Calculate Tiered Commissions in Microsoft Excel


I must have offered, in a newsgroup post, to have a look at Theresa's file without understanding what she wanted. I ended up feeling obligated to answer this question when I received her file in my email, but had no idea how to accomplish it. I see this question quite often, so I decided an article was definitely in order.

I called Microsoft Excel MVP Bill Jelen of and begged him to write an article-and not only that-but to write it by the next day. Here's his article, edited for content (because of course, he delivered the text in the Excel file, too). Thanks VERY much, Bill! I owe you one! Now I can answer yet another newsgroup question I often see.

Bill provided three methods to perform this task, and used Theresa's actual file as our sample. Here's what he wrote:


When you start thinking about this in your head, you start to think that you need a bazillion IF statements, but you don't. The wonderful world of math makes it all work out just fine without the IF statements. I used a much shorter formula, which calculates faster, and is perfectly equivalent to all the big IF statements rolling around in your head.

So, I was pretentious in method 3 and created something elegant but harder to understand. (Note: The editor couldn't even understand it so it was omitted.)

Then, I tried to make it more like you (I'm sure he's talking about ME, not YOU, the reader) would think about it in Method 2. But still too pretentious.

Finally, I backed off to using the IF function like everyone normally would. Let's start with method 1...

Method 1

For each level...Let's live in a fantasy world and assume that I will sell a bazillion dollars every month. For each level, I will get:

(Top of Range - Start of Range) x Commission Rate for this Range

So, in level 2, I am getting ($100K-$75K) x 7.75%

This is simple enough, right?

But...We don't live in a fantasy world. I am going to sell some amount inside of one of those ranges. Maybe I will sell $89K. So, in level 2 I will be getting:

($89K-$75K) x 7.75%

You could write a bunch of IF statements to check to see if I ended up in the range, and in this method, that is what I do. The formula in G says that if I sold beyond the start of this range, then figure out the difference ($89K - $75K).

Finally, multiply the Amount to be calculated (G) x Commission Rate (D).

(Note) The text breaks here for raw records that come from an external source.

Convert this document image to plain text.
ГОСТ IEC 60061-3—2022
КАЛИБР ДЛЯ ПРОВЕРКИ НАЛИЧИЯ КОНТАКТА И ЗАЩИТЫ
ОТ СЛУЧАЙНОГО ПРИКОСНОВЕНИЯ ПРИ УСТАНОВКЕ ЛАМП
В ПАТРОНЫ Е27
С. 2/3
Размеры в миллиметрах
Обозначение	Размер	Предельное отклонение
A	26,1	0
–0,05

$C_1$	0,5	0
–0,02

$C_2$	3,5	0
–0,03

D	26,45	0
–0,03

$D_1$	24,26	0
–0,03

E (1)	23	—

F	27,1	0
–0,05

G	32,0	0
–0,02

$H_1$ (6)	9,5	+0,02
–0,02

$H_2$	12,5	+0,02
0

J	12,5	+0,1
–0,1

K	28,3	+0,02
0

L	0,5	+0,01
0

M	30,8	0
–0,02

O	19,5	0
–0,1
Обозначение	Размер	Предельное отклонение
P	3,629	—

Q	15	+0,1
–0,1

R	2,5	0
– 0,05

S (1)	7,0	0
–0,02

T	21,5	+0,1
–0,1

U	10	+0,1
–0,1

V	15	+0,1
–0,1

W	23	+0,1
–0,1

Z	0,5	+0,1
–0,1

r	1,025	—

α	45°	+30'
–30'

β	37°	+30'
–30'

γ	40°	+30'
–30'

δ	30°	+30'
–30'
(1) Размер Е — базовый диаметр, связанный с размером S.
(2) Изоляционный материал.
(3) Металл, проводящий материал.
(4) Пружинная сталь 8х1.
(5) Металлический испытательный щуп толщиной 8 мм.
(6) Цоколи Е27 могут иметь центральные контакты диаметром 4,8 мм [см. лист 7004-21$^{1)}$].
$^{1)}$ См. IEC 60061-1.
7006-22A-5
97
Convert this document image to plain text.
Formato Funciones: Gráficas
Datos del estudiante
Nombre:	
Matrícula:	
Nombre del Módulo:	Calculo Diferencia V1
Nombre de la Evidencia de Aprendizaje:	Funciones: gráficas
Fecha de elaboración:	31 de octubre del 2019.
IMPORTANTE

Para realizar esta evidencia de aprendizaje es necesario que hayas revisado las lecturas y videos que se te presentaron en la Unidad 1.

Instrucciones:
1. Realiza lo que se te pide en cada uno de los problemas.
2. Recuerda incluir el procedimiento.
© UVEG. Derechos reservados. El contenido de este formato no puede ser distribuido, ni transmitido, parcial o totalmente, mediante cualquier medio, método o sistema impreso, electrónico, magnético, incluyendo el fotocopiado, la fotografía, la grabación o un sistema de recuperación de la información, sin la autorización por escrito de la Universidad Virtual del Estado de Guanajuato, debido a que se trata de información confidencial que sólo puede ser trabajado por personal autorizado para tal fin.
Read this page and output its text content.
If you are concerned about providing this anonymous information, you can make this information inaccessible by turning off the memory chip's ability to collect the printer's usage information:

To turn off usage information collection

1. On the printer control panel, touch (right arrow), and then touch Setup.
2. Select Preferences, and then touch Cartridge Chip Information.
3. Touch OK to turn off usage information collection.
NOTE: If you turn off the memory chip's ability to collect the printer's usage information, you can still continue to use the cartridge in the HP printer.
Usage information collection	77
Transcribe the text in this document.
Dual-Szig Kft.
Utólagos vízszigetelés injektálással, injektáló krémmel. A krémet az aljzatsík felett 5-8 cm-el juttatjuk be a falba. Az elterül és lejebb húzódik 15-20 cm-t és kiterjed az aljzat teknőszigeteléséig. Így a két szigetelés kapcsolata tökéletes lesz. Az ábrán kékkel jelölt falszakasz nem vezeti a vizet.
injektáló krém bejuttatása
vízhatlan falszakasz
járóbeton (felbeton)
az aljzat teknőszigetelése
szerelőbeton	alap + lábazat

I took all of that logic from F, G, and H, and wrapped it into one big formula in E.

Method 2

Maybe I will sell $89K. So, in level 2 I will again be getting ($89K-$75K) x 7.75%. You could write a bunch of IF statements to check to see if I ended up within that range...But, it's just as easy to find the minimum of the two ranges:

=MIN(MySales, Top of this Range)

For all of the ranges that are under my range, I will get the full range (i.e., $100K-$75K). For the range where I land, I will only get the portion of the range that I actually sold. The formula in F figures out the first number in ($89K - $75K).

The formula in G figures out the Sum of ($89K - $75K). When you copy this formula down to the other rows, you realize that something goes wrong in the levels above: The formula wants to take money away from me. This cannot be good.

The formula in H replaces all the IF statements. Usually, you would have:

=IF(MySales>ThisLevel,UseTheFormula,Use 0)

Well, a quicker way to do this is to take the MAX of 0 and the calculation. If the calculation result is negative, then 0 is larger and that becomes the commission at this level.

Finally, I multiplies H x Rate.

I took all of that logic from F, G, H, and I and wrapped it into one big formula in E.